Workspaces can not be started after change image in the "Machine" section #9542

Ohrimenko1988 · 2018-04-25T14:35:17Z

Reproduction Steps

Create workspace from default "Java" stack
Open "Workspaces" page
In the workspaces list select just created workspace and click on it
In the opened "workspace details" page click on the "Machine" button
Click on the "Edit" button
In the "Recipe" text field delete several letters in the image name, it should be "eclipse/ubuntu_jd"
Click on the "Save" button
Click on the "Run" button
Pay attention to the error message
Try to create and run workspace with any stack
Pay attention to the errors

Expected conditions:
Workspace with wrong image is not started but test workspace is started successfully

Observed behavior:
Workspace with wrong image is not started and test workspace has the same error

Attachment:

OS and version:
Che 6.5.0 ; Fedora 25 ; Chrome 63.0

olexii4 · 2018-04-26T09:18:46Z

Objectively we cannot start any workspace after the first image pull workspaces error.
It is reproduced on Openshift infrastructure.
@sleshchenko WDYT?

sleshchenko · 2018-04-26T09:28:14Z

I think it is a server side issue. It is related to #9426.
There is an issue with container watching when all workspaces' objects are created in one namespace: In such case, it is required to filter pods and propagate only events which are related a particular workspace.

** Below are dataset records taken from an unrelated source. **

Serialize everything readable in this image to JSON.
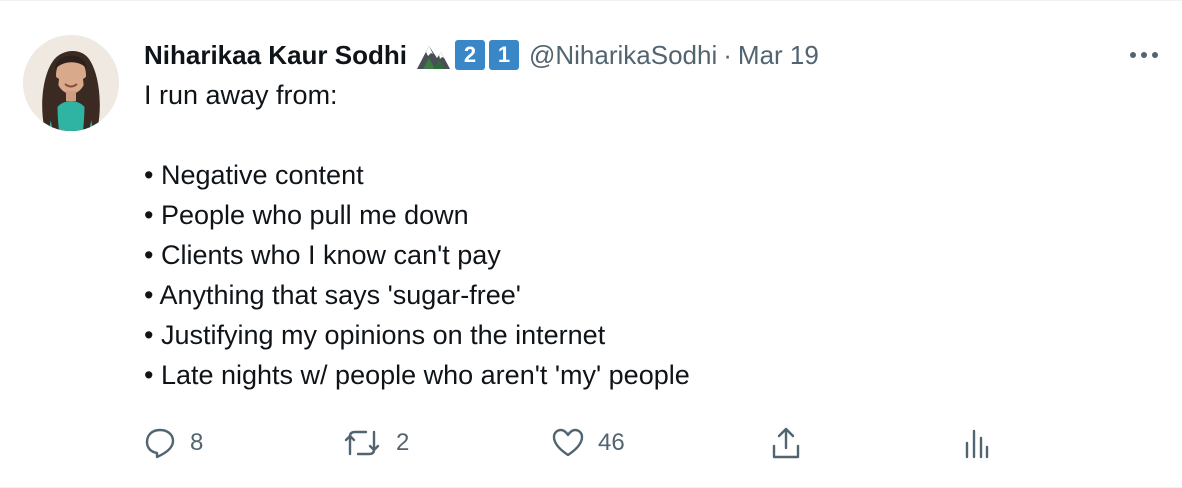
{
  "tweet": {
    "display_name": "Niharikaa Kaur Sodhi",
    "badges": [
      "2",
      "1"
    ],
    "handle": "@NiharikaSodhi",
    "separator": "·",
    "date": "Mar 19",
    "intro": "I run away from:",
    "bullets": [
      "• Negative content",
      "• People who pull me down",
      "• Clients who I know can't pay",
      "• Anything that says 'sugar-free'",
      "• Justifying my opinions on the internet",
      "• Late nights w/ people who aren't 'my' people"
    ],
    "replies": "8",
    "retweets": "2",
    "likes": "46"
  },
  "icons": {
    "badge_mountain": "mountain-emoji-icon",
    "more": "more-dots-icon",
    "reply": "reply-icon",
    "retweet": "retweet-icon",
    "like": "heart-icon",
    "share": "share-icon",
    "analytics": "analytics-icon"
  },
  "colors": {
    "text": "#0f1419",
    "secondary": "#536471",
    "badge_blue": "#3a87c8"
  }
}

A similar scenario but with one workspace has two issues:

Reproduction Steps

Create workspace from default "Java" stack.
Open "Workspaces" page.
In the workspaces list select just created workspace and click on it.
In the opened "workspace details" page click on the "Machine" button.
Click on the "Edit" button.
In the "Recipe" text field delete several letters in the image name, it should be "eclipse/ubuntu_jd".
Click on the "Save" button.
Click on the "Run" button.
Pay attention to the error message.
Fix machine's image to a correct one.
Rerun the workspace.
Pay attention to the errors.

OpenShift Infrastructure doesn't support start interruption and there appears DB inconsistency, because of that the second start try fails with error message: Runtime is already started. Also because of that, it is not possible to delete failed workspace. Will be fixed by Implement interruption of start for OpenShift workspaces #5918.
OpenShift sends events that happened before (like 20 minutes ago). It means that even when image reference will be fixed workspace start will fails because of an old event from history. In this way, Che Server considers workspace as failed to start when it receives old events. REST API allows specifying resource version or time (I'm not sure what exactly) for filtering old events. But Fabric8 client has deprecated method watch(String resourceVerion, W watcher). Need to investigate how to fix it.

@ibuziuk I think it would be better to comment unrecoverable events listener until these issues are not fixed.

garagatyi · 2018-04-26T09:31:44Z

@ibuziuk @l0rd I think we should not include unrecoverable events commit in 6.4.1 to avoid blocker bug on OSIO prod.

ghost · 2018-04-30T05:12:44Z

Will this issues be taken care of in upcoming sprints? The ability to show why exactly pod failed to start is a very helpful feature both for Che admin and users on OpenShift.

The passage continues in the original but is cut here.